La teoría de la vacunación por medio de acuosos ósculos se apoya en la experiencia que otorga un viaje cualquiera en el metro de la ciudad de México. En cada rincón y recoveco de los siempre congestionados pasillos del sistema de transporte masivo de la capital del país, se encuentran parejitas que entrelazan sus brazos y se funden en inacabables besos. Lo mismo sucede en los parques (el de Chapultepec es el non plus ultra del beso público) e incluso en el Zócalo, donde después de caer la noche y bajo el patrio cobijo de la inmensa bandera tricolor, los pares se tiran al suelo a abrazarse y besarse. Esta afición besal es muy patente en México y contrasta con lo que sucede en otras partes del mundo en donde los besos son, en su mayoría, reservados para los espacios estrictamente privados o para las situaciones ad hoc (madrugadas de fiesta, por ejemplo). ¿Por qué entonces en esta región mesoamericana se le da tanto vuelo a la hilacha?

Aquí viene la explicación que no hace sino reforzar la teoría arriba mencionada. El tamaño y características demográficas y las dinámicas de la Ciudad de México (y del país en general) conllevan a la necesidad de un aparato inmune robusto.
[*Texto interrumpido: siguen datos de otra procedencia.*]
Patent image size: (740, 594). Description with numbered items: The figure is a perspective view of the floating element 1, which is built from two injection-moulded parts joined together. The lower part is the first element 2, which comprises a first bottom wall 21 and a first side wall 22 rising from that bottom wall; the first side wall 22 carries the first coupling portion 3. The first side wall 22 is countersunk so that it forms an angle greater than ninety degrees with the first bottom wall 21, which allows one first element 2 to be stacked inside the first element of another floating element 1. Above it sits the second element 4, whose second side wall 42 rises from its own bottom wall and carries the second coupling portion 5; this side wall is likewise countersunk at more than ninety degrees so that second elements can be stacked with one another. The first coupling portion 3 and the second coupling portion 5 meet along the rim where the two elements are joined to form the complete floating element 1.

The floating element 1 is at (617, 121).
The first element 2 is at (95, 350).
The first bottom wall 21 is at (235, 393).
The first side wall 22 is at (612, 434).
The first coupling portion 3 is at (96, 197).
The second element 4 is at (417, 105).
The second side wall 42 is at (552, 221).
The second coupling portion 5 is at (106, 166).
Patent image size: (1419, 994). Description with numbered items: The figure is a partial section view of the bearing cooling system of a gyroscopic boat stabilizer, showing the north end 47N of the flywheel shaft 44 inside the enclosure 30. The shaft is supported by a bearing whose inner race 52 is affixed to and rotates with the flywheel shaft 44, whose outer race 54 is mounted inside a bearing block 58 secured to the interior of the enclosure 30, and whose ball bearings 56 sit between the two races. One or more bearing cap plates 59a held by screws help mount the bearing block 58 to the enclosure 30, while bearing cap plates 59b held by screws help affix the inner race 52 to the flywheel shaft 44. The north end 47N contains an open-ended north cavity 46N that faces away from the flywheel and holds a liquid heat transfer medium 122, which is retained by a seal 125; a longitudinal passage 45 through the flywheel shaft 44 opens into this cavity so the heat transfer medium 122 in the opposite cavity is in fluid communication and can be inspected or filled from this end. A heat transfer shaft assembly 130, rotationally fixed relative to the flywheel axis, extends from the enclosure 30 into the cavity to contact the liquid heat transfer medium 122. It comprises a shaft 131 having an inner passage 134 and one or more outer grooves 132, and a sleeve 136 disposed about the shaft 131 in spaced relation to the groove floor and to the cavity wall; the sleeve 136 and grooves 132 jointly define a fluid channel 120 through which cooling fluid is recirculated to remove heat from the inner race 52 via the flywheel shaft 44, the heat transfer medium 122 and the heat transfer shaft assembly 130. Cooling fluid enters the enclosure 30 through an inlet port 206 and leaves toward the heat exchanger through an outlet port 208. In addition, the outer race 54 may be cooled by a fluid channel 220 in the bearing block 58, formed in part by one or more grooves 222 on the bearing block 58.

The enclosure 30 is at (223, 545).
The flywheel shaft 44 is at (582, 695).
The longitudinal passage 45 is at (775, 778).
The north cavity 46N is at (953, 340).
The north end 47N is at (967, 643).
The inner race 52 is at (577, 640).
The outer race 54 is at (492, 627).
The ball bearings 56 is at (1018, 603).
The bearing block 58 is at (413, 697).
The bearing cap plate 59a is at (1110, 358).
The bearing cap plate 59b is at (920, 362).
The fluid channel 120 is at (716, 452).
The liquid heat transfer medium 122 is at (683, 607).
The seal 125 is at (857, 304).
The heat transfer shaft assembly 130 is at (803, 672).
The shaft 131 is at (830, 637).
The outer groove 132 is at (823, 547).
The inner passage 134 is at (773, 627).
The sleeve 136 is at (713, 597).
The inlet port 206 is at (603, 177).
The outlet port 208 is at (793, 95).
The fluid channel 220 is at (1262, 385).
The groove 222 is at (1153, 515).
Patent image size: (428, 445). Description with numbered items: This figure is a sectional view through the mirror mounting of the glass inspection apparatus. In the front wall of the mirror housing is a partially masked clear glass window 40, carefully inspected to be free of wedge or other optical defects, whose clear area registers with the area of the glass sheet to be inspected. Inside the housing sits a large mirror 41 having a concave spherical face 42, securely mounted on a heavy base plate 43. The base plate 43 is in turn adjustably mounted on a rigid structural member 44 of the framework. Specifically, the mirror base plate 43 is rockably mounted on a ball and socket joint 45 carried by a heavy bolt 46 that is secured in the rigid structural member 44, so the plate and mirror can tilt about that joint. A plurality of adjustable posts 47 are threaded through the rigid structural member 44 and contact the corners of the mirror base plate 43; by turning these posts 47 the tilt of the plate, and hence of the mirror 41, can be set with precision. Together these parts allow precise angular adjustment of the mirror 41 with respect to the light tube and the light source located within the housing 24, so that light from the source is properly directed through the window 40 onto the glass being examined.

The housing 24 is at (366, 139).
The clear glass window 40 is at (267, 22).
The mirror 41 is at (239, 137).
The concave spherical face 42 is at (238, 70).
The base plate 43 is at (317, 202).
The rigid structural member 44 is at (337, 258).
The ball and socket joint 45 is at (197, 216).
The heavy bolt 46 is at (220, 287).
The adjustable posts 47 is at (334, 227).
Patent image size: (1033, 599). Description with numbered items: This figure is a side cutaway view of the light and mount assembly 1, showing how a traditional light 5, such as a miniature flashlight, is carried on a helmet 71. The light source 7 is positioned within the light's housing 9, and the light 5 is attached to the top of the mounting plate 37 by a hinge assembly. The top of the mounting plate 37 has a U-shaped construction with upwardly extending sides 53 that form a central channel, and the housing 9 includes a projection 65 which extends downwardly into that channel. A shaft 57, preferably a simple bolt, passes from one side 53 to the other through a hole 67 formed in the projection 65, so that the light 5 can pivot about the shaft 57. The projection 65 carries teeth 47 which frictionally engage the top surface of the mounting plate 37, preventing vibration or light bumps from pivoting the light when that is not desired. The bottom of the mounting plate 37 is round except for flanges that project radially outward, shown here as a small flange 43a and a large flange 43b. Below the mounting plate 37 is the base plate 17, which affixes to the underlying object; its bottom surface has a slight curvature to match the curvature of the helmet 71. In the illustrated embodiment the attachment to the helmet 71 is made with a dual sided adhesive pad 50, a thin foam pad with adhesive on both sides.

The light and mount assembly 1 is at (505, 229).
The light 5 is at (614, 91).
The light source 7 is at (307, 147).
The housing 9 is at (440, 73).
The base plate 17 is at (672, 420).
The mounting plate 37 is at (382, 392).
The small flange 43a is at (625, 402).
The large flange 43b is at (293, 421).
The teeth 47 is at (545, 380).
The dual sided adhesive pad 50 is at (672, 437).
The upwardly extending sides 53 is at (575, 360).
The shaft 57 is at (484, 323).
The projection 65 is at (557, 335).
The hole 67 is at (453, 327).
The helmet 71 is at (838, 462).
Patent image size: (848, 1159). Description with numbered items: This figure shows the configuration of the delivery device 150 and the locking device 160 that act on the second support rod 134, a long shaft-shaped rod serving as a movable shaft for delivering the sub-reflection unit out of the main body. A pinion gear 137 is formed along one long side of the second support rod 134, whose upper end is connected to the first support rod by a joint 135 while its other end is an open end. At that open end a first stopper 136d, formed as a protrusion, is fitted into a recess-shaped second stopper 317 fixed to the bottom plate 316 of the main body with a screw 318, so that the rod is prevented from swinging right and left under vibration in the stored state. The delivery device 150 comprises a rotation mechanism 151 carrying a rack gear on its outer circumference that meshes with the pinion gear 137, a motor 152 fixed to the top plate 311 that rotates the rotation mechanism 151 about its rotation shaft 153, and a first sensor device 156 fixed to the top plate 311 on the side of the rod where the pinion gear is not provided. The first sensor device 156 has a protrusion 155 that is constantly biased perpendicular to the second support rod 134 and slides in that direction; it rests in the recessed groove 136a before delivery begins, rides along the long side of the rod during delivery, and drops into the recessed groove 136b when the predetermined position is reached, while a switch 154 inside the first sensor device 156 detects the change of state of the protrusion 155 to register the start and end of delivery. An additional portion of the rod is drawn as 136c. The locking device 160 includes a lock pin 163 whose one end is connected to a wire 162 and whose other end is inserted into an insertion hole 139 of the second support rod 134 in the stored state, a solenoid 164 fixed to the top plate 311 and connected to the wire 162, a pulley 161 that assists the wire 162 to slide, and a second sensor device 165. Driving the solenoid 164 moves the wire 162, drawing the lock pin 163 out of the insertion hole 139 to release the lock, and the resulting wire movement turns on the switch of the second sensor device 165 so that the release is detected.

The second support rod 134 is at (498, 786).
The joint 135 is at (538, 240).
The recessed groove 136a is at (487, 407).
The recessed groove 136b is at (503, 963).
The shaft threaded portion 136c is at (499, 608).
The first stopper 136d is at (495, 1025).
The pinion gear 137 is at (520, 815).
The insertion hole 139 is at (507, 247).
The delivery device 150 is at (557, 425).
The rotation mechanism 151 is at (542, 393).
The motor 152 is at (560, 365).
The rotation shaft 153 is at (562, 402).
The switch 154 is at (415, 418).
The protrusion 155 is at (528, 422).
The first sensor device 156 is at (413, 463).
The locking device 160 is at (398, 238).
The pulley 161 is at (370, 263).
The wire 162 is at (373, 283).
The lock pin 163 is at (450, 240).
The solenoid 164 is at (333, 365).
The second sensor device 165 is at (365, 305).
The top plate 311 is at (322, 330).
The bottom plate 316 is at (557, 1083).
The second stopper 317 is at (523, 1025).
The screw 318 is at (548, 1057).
En la excelente comida callejera defeña se comprueba que no siempre la sabrosura acompaña a la asepsia; se podría afirmar (siendo un tanto temerarios) que de hecho la asepsia inhibe el pleno despliegue del sabor y de los olores en la comida, y a los chilangos nos gusta comer bien. La falta de empatía con la higiene no se detiene en la comida callejera, cubre asimismo la que se compra en el supermercado. Las hortalizas que traen a esta megalópolis vienen del Valle del Mezquital, donde son regadas con aguas negras (las del propio Distrito Federal, cerrando así un desagradable y largo circuito copro-bacterial). ¿Más de este fenómeno? Basta subirse a un pesero destartalado (se me perdonará el pleonasmo) y sujetarse de cualquier tubo o asiento o tragaluz y luego hacer el análisis bacteriano en manos. ¿Más? Quédese el observante voluntario un rato en un baño público cualquiera y compruebe quiénes se lavan las manos con jabón después de hacer qué (fíjese especialmente en aquellos con uniforme de cocinero).

Queda clara tras esta brevísima exposición que los besos son una necesidad irrenunciable, un derecho inalienable para todas las personas, pero más para aquellas quienes habitan en sitios como la Ciudad de México, en donde más que un derecho, se convierten casi en una obligación. El acto de besar se ha erigido en otro de los atajos por los que millones de personas sortean las indecibles carencias de sistemas nacionales de salud, constituyéndose sustancialmente como un acto egoísta pero, al mismo tiempo, profundamente generoso. El beso genera una situación ganar-ganar y quien no lo practica corre el riesgo de caer en repetidas y molestas enfermedades. Por más asqueroso que objetivamente sea hacerlo, no se debe dejar de practicar el beso pues va en beneficio directo de la propia salud.